We wouldn't even have to touch the bungalows for decades, we could just keep developing our main streets with much denser developments than what we have presently. The fact that one of our main streets, Yonge St, is lined with one-story structures along much of it is a disgrace, and shows how much density could still be added just along the main strips (the Avenues plan) without resorting to some sort of Kowloon-style development approach.
 
The fact that one of our main streets, Yonge St, is lined with one-story structures along much of it is a disgrace, and shows how much density could still be added just along the main strips (the Avenues plan) without resorting to some sort of Kowloon-style development approach.
Indeed, it continues to be one of my #1 issues with this city.
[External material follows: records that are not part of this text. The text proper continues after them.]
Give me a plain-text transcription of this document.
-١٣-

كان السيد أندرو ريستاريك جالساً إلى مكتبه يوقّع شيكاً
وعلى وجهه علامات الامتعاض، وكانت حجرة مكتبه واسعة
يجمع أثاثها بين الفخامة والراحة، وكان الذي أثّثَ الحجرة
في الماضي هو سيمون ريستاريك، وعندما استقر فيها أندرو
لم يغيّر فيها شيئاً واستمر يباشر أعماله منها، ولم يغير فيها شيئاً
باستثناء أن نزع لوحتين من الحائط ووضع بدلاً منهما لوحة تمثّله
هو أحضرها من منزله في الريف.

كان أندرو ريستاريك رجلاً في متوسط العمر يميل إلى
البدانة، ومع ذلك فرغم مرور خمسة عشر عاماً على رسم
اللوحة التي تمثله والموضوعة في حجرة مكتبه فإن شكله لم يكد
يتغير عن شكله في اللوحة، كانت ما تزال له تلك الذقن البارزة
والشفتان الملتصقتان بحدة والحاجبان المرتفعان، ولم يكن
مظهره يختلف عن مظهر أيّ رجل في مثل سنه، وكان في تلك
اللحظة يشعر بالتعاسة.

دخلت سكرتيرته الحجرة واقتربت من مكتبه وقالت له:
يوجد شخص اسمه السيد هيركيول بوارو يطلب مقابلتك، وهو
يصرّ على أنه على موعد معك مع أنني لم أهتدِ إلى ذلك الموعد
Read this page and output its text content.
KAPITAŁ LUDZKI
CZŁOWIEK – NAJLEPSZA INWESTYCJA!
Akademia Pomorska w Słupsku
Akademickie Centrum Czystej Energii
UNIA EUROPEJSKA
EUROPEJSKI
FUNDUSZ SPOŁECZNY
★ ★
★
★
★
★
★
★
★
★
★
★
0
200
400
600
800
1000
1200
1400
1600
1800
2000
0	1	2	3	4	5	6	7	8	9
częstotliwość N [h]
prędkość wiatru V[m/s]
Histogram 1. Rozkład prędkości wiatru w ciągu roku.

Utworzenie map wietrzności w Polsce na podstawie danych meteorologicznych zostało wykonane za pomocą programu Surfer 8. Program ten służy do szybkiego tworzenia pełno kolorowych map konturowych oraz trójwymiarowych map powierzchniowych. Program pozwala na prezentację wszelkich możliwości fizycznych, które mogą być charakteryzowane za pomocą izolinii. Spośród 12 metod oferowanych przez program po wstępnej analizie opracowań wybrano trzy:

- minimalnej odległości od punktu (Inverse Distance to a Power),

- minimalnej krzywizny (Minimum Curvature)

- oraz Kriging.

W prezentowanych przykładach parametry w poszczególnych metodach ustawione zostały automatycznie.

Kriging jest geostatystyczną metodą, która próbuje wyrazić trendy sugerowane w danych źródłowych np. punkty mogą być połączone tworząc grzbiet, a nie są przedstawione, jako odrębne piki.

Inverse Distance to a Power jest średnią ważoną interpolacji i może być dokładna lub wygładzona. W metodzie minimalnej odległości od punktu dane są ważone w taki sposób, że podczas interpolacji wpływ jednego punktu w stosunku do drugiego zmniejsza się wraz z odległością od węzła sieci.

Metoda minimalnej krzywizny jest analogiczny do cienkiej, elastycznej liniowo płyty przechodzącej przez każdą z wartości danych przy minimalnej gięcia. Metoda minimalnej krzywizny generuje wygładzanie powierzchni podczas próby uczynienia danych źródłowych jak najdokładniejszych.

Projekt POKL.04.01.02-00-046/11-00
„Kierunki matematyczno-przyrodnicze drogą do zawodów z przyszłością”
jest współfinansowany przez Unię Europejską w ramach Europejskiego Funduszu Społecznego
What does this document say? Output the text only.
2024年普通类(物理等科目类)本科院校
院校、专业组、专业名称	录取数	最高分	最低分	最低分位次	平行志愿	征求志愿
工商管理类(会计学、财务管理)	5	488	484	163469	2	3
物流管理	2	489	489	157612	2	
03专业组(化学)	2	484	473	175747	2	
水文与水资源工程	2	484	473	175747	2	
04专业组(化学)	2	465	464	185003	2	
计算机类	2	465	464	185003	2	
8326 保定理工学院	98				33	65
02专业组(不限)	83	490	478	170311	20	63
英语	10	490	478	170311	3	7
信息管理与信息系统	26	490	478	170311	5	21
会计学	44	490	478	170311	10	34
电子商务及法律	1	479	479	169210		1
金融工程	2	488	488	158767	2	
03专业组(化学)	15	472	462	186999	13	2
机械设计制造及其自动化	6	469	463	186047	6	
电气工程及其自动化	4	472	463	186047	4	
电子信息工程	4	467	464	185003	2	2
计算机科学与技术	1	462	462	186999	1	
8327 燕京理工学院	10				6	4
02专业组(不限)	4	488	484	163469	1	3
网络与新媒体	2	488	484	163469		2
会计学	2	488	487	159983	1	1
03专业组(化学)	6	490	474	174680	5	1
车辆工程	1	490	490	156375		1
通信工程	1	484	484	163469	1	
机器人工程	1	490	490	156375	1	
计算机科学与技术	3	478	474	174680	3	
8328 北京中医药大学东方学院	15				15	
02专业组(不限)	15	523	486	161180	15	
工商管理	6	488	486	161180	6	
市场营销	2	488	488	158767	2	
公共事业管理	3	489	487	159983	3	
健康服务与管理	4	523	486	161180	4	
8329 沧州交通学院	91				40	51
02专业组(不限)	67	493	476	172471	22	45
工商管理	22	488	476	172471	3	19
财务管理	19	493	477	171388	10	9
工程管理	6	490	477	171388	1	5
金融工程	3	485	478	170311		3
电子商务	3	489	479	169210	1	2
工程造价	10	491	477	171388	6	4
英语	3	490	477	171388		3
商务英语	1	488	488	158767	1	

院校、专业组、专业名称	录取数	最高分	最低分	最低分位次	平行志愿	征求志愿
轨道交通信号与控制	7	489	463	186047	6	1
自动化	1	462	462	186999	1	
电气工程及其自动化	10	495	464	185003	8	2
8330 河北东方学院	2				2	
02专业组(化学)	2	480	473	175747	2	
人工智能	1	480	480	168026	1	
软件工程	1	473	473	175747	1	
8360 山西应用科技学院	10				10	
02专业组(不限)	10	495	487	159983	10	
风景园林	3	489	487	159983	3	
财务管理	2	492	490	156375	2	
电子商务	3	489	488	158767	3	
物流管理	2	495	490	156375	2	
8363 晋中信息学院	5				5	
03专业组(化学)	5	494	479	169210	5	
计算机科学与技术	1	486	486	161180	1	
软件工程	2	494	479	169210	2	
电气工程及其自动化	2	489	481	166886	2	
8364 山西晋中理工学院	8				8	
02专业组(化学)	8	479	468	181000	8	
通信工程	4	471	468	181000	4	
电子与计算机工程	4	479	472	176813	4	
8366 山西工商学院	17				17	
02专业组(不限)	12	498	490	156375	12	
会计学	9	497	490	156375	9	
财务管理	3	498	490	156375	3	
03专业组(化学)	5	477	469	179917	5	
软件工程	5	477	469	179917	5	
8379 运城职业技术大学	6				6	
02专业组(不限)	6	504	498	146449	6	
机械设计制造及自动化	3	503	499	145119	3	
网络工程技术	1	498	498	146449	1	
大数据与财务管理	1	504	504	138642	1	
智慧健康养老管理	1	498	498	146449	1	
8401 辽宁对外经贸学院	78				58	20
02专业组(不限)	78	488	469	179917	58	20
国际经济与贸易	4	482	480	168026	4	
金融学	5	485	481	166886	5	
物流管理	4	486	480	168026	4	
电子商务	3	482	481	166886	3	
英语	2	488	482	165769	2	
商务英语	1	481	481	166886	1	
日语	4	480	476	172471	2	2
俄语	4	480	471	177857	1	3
Many of our main streets look like a frontier town, not of a high density sophisticated world city.
 
And at several of the Yonge Street locations where they've actually "built upwards" more than a couple of storeys - I'm thinking of certain buildings south of St.Clair to around Summerhill for instance - the results have been rather deadening.
 
At least today's sprawl is largely better than what got built in the 50s-80s.

Maybe if every old industrial site in Toronto was covered in townhomes and if every building along every arterial road in the city was razed and was built instead (funny how referencing New York is a no-no but wanting to transplant Paris to the 416 isn't), we'd fit another million people in the city. It's still only a fraction of what's been and will be done in the 905, where there's an implicit belief among many people that 905 sprawl looks the way it does because everyone chooses it, searches it out, even, and that by moving there or living there, they are saying to developers "Yes, I prefer sprawl...I want to be a 10+ minute drive from everything." Maybe if more than a quarter of people worked downtown, more people would make an effort to live there.

There's loads of people who live in horrible suburban areas because they've always lived there, or everyone they know lives there, or they work there, or it was more affordable, etc., but aren't entirely happy there. Urban intentions are nice but they don't change the fact that millions of people must live in sprawl if they want to live in southern Ontario. We're not going to get better developments by demonizing those who live in them.

We can and should fit more people in the 416, but why pretend that Avenues will solve all our problems? How many Subways, dry cleaners, Second Cups, and tanning salons does Yonge need, for example, between Eglinton and Blythwood - and why on earth would we be better off with that than with what's currently there solely because of the disgraceful one storey buildings? Density can be achieved with a wide range of buildings. If the Avenues plan backfires, we'll have a dozen Bay Streets, each 20km long. But what wonderful streetwalls we'll have! I'd prefer a dozen Kowloons instead of that.
 
What's so necessarily "disgraceful" about Yonge-style (or to use a "hipper" example, Queen-style) streetfronts lined with anonymous "one-storey buildings"? (Which BTW tend to be two- or three-storey, more often than not. I guess because they're lowrise taxpayers, they tend to be typecast as "one-storey".)

Indeed, it continues to be one of my #1 issues with this city. Many of our main streets look like a frontier town, not of a high density sophisticated world city.

"High density sophisticated world city" is an aspiration for dumb yokels, SimSkyscraperCity dipsticks, and Tyler Brule fascists.